The back-and-forth was the latest installment of a fight that’s been brewing in the weeks leading up to the special election on Proposition 50, with Trump laying the groundwork for election skepticism, and California officials warning that the president would try to intimidate voters and invalidate the results.
In a Truth Social post Tuesday morning, Trump wrote: “The Unconstitutional Redistricting Vote in California is a GIANT SCAM in that the entire process, in particular the Voting itself, is RIGGED. All ‘Mail-In’ Ballots, where the Republicans in that State are ‘Shut Out,’ is under very serious legal and criminal review. STAY TUNED!”
When asked about the allegations Tuesday, White House Press Secretary Karoline Leavitt told reporters it was “a fact” that there is fraud in California elections.
“They have a universal mail-in voting system, which we know is ripe for fraud,” she said. She added the state has “fraudulent ballots that are being mailed in, in the names of other people, in the names of illegal aliens who shouldn’t be voting in American elections,” and said the White House would provide proof.
Gov. Gavin Newsom responded to both Trump and Leavitt on X Tuesday, posting a video in the afternoon saying Trump “does not believe in free and fair elections.”
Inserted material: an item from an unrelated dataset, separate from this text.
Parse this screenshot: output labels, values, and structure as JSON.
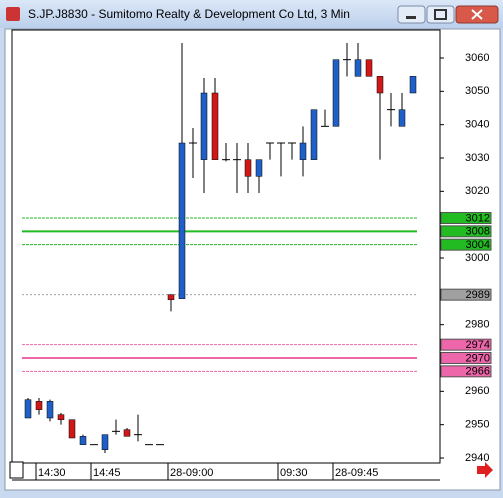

Assemblymember Marc Berman, D-Menlo Park, authored the 2021 law to make California a vote-by-mail state.
In a statement Tuesday, he compared the allegations to a 2017 Presidential Advisory Commission on Election Integrity to find voter fraud, which was dissolved in 2018.
“This time is no different, but damage is still being done by this incessant eroding of Americans’ faith in our democracy. It is truly un-American.”
Fresno poll observers noted, affiliations unknown
On Oct. 24, the U.S. attorney general said she’d be sending federal election observers to five California counties at the request of the California Republican Party. The deployment of observers is not itself unusual, but given posts by Trump on social media, top Democrats warned the move could be a harbinger of false election fraud claims.
The counties included Fresno, Kern, Los Angeles, Orange and Riverside.
During voting on Tuesday, some voters told The Fresno Bee they’d noticed observers, but weren’t sure their affiliations.
James Kus, the Fresno County clerk/registrar of voters said Tuesday he knew of only two federal observers around the county’s polling sites and that far more observers from the state level or state advocacy organizations were present.
The Fresno Bee’s Liliana Fannin and Thaddeus Miller contributed reporting.